Transforming Data During Load

Databend provides a powerful feature that allows you to transform data while loading it into a table using the COPY INTO command. This functionality simplifies your ETL (extract, transform, load) pipeline with basic transformations. By transforming data during a load, you can avoid the use of temporary tables, streamline your ETL process, and improve performance.

The COPY INTO command supports column reordering, column omission, and casts using a SELECT statement. This means that your data files don't need to have the same number and ordering of columns as your target table. You can also convert data types during the load, which is particularly useful if you need to change the format of data in your source files to match the data type of the target table.

note

This feature is currently only available for the Parquet file format.

Loading Subset of Table Data

The following example loads data from columns id, name of a staged Parquet file:

Sample Data

id | name       | age
---|------------|----
1 | John Doe | 35
2 | Jane Smith | 28

Example

CREATE TABLE my_table(id int, name string);

COPY INTO my_table
FROM (SELECT t.id, t.name FROM @mystage t)
FILE_FORMAT = (type = parquet) PATTERN='.*parquet';

Reordering Columns During Load

To reorder the columns from a staged Parquet file before loading it into a table, you can use the COPY INTO command with a SELECT statement.

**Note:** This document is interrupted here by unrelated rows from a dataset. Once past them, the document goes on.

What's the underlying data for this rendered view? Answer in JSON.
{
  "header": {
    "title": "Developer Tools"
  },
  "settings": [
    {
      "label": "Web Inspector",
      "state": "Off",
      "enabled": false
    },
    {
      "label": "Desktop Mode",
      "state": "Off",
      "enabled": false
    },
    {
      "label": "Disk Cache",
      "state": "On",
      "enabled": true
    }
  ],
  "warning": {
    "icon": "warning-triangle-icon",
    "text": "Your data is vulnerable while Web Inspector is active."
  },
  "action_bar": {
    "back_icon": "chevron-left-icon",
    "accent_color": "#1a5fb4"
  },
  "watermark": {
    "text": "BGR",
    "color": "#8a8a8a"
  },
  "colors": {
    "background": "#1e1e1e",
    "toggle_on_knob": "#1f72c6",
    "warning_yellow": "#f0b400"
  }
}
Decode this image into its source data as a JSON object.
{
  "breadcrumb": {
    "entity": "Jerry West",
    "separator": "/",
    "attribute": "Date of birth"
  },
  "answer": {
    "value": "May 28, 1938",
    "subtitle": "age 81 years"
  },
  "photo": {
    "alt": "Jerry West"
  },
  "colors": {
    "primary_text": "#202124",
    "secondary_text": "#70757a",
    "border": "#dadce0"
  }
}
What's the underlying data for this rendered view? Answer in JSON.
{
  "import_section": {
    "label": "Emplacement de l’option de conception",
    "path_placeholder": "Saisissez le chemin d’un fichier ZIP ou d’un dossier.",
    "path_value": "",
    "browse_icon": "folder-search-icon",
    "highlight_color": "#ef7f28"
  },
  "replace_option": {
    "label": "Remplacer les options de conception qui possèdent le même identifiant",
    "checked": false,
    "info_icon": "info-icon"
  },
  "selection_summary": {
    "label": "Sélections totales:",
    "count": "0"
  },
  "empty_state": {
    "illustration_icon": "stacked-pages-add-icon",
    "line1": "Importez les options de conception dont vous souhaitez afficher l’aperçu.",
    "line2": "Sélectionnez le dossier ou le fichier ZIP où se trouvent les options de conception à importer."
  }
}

The following example reorders the columns name and id:

Sample Data

id | name       | age
---|------------|----
1 | John Doe | 35
2 | Jane Smith | 28

Example

CREATE TABLE my_table(name string, id int);

COPY INTO my_table
FROM (SELECT t.name, t.id FROM @mystage t)
FILE_FORMAT = (type = parquet) PATTERN='.*parquet';

Converting Datatypes During Load

To convert staged data into other data types during a data load, you can use the appropriate conversion function in your SELECT statement.

The following example converts a timestamp into a date:

Sample Data

id | name    | timestamp
---|---------|--------------------
1 | John Doe| 2022-03-15 10:30:00
2 | Jane Doe| 2022-03-14 09:00:00

Example

CREATE TABLE my_table(id int, name string, time date);

COPY INTO my_table
FROM (SELECT t.id, t.name, to_date(t.timestamp) FROM @mystage t)
FILE_FORMAT = (type = parquet) PATTERN='.*parquet';